Zur rückwirkenden Strafbarkeitsbegründung durch Gerichte
Zur rückwirkenden Strafbarkeitsbegründung durch Gerichte
Von Gerald Grünwald
Dieser Beitrag, verfaßt zu Ehren von Prof. Dr. Giorgios Alexandros Mangakis, erscheint zugleich in einer diesem gewidmeten Festschrift des Athener Verlags Ant. N. Sakkoulas. - Zur jüngsten Entscheidung des Bundesgerichtshofs in Sachen Egon Krenz, Günther Kleiber und Günter Schabowski vom 8. November vgl. den Kommentar von Heinrich Senfft in diesem Heft. Im Zusammenhang der gerichtlichen "Aufarbeitung" des DDR-Grenzregimes sei auch an Helmut Ridders Kommentar zur Entscheidung des Bundesverfassungsgerichts in Sachen Albrecht, Keßler und Streletz in den "Blättern" 1/1997 ("Dr. Mabuse lebt") erinnert. - D. Red.
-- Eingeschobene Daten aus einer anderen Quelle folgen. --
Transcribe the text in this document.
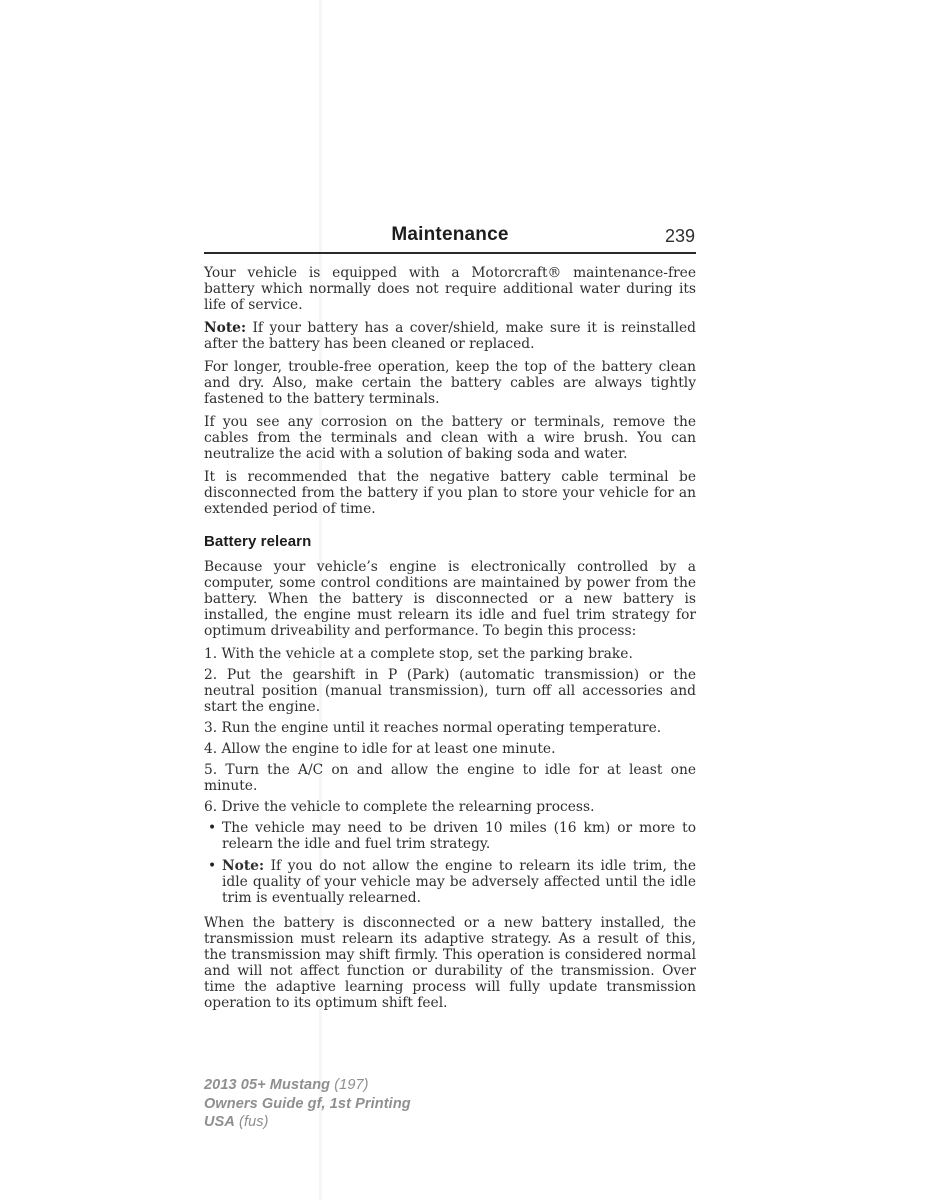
Maintenance	239

Your vehicle is equipped with a Motorcraft® maintenance-free battery which normally does not require additional water during its life of service.

Note: If your battery has a cover/shield, make sure it is reinstalled after the battery has been cleaned or replaced.

For longer, trouble-free operation, keep the top of the battery clean and dry. Also, make certain the battery cables are always tightly fastened to the battery terminals.

If you see any corrosion on the battery or terminals, remove the cables from the terminals and clean with a wire brush. You can neutralize the acid with a solution of baking soda and water.

It is recommended that the negative battery cable terminal be disconnected from the battery if you plan to store your vehicle for an extended period of time.

Battery relearn

Because your vehicle’s engine is electronically controlled by a computer, some control conditions are maintained by power from the battery. When the battery is disconnected or a new battery is installed, the engine must relearn its idle and fuel trim strategy for optimum driveability and performance. To begin this process:

1. With the vehicle at a complete stop, set the parking brake.

2. Put the gearshift in P (Park) (automatic transmission) or the neutral position (manual transmission), turn off all accessories and start the engine.

3. Run the engine until it reaches normal operating temperature.

4. Allow the engine to idle for at least one minute.

5. Turn the A/C on and allow the engine to idle for at least one minute.

6. Drive the vehicle to complete the relearning process.

• The vehicle may need to be driven 10 miles (16 km) or more to relearn the idle and fuel trim strategy.
• Note: If you do not allow the engine to relearn its idle trim, the idle quality of your vehicle may be adversely affected until the idle trim is eventually relearned.

When the battery is disconnected or a new battery installed, the transmission must relearn its adaptive strategy. As a result of this, the transmission may shift firmly. This operation is considered normal and will not affect function or durability of the transmission. Over time the adaptive learning process will fully update transmission operation to its optimum shift feel.

2013 05+ Mustang (197)
Owners Guide gf, 1st Printing
USA (fus)
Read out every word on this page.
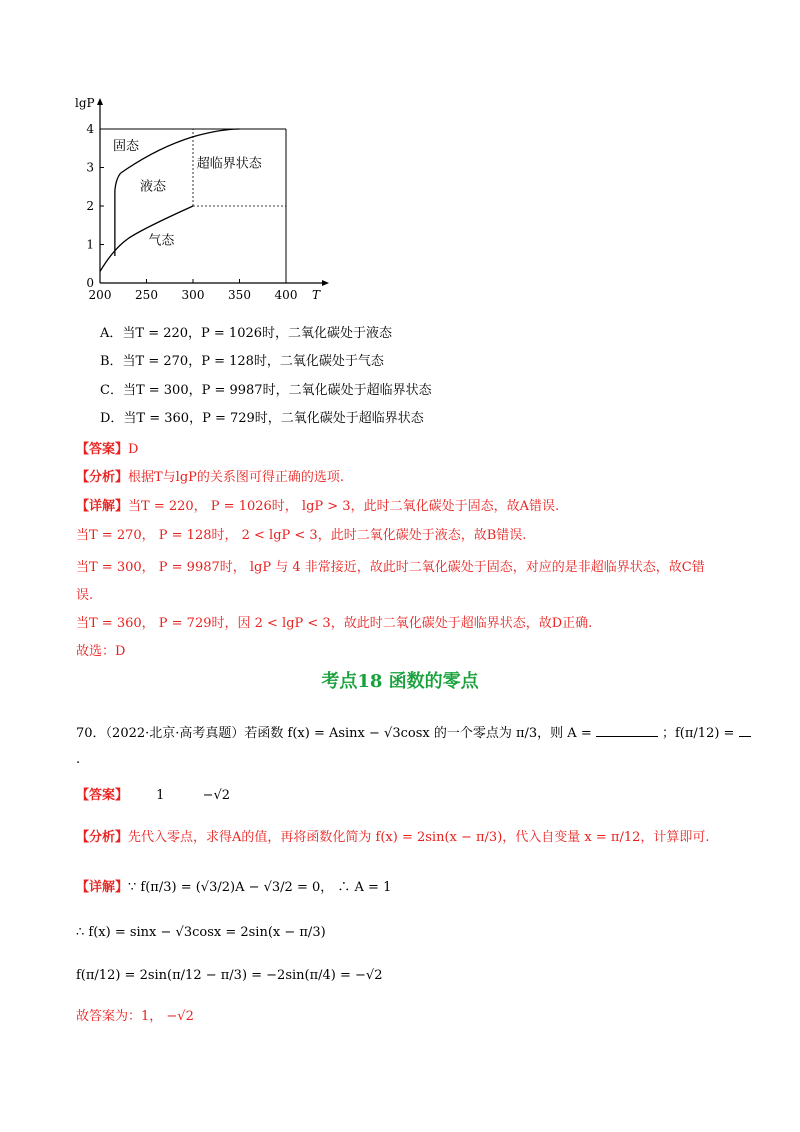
lgP
T
200 250 300 350 400
0
1
2
3
4
固态
液态
气态
超临界状态
A．当T = 220，P = 1026时，二氧化碳处于液态
B．当T = 270，P = 128时，二氧化碳处于气态
C．当T = 300，P = 9987时，二氧化碳处于超临界状态
D．当T = 360，P = 729时，二氧化碳处于超临界状态
【答案】D
【分析】根据T与lgP的关系图可得正确的选项.
【详解】当T = 220， P = 1026时， lgP > 3，此时二氧化碳处于固态，故A错误.
当T = 270， P = 128时， 2 < lgP < 3，此时二氧化碳处于液态，故B错误.
当T = 300， P = 9987时， lgP 与 4 非常接近，故此时二氧化碳处于固态，对应的是非超临界状态，故C错
误.
当T = 360， P = 729时，因 2 < lgP < 3，故此时二氧化碳处于超临界状态，故D正确.
故选：D
考点18 函数的零点
70．（2022·北京·高考真题）若函数 f(x) = Asinx − √3cosx 的一个零点为 π/3，则 A =	；f(π/12) =
.
【答案】 1	−√2
【分析】先代入零点，求得A的值，再将函数化简为 f(x) = 2sin(x − π/3)，代入自变量 x = π/12，计算即可.
【详解】∵ f(π/3) = (√3/2)A − √3/2 = 0， ∴ A = 1
∴ f(x) = sinx − √3cosx = 2sin(x − π/3)
f(π/12) = 2sin(π/12 − π/3) = −2sin(π/4) = −√2
故答案为：1， −√2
Zu den rechtsstaatlichen Grundsätzen, die in der Verfassungsordnung der Bundesrepublik Deutschland uneingeschränkt gesichert schienen, zählt das Gesetzlichkeitsprinzip des Art. 103 Abs. 2 Grundgesetz: Eine Tat kann nur bestraft werden, wenn die Strafbarkeit gesetzlich bestimmt war, bevor die Tat begangen wurde.
Die nach der deutschen Vereinigung mit der strafrechtlichen Aufarbeitung der Vergangenheit befaßte Rechtsprechung hat uns die Erfahrung beschert, daß der Schutz, den diese Verfassungsnorm dem Rechtsunterworfenen vor dem Zugriff der Staatsgewalt gewähren soll, dann unwirksam wird, wenn die Gerichte das Interesse an der Strafverfolgung als unabweisbar bewerten.